[SIT24-01] Searching for the deep roots of arc volcanoes: seismic imaging in the Washington Cascades (Invited)
★Invited Papers
キーワード:volcanism, subduction, seismic imaging
Many arc volcanoes erupt mantle-sourced basalts and high-temperature lower-crustal magmas, yet seismic images of this deep plumbing are almost non-existent. Are deep partial-melt bodies too small for seismology to see, or are typical seismic arrays too limited to detect them? We address these questions with a 2014-16, 70-station broadband array around Mount St. Helens (MSH), termed iMUSH (imaging Magma Under St. Helens). Receiver functions image 35-40 km of upper-plate crust and a subducting plate 65-68 km directly beneath MSH. This leaves very little mantle to melt, yet basalts are present. As elsewhere in the Cascades, the upper-plate Moho vanishes in the forearc (west of MSH), an observation usually interpreted as serpentinized mantle.
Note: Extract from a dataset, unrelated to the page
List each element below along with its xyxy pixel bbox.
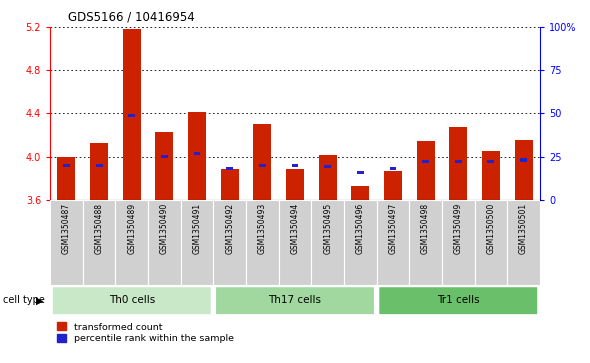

Ambient-noise tomography shows slightly low wavespeeds consistent with partially hydrated mantle, requiring temperatures low enough for serpentines to be stable. However, the vanishing Moho is largely a consequence of upper-plate geology: very high wavespeeds are observed in the lower crust west of MSH, greatly reducing the Moho velocity contrast. This is likely due to the presence of an accreted oceanic plateau terrane (Siletzia), which is present everywhere in Cascadia the Moho has vanished. Overall, we see little evidence for melt except far east of MSH, and these observations show little sign of the deep magma plumbing system. Instead, they imply that the lower crust and uppermost mantle are too cold directly beneath the edifice to generate the observed melts. To reconcile these observations with the volcanism at MSH requires significant lateral melt transport within the crust. Melt may originate beneath mafic vent fields 25-40 km east of MSH, or somewhere south of iMUSH.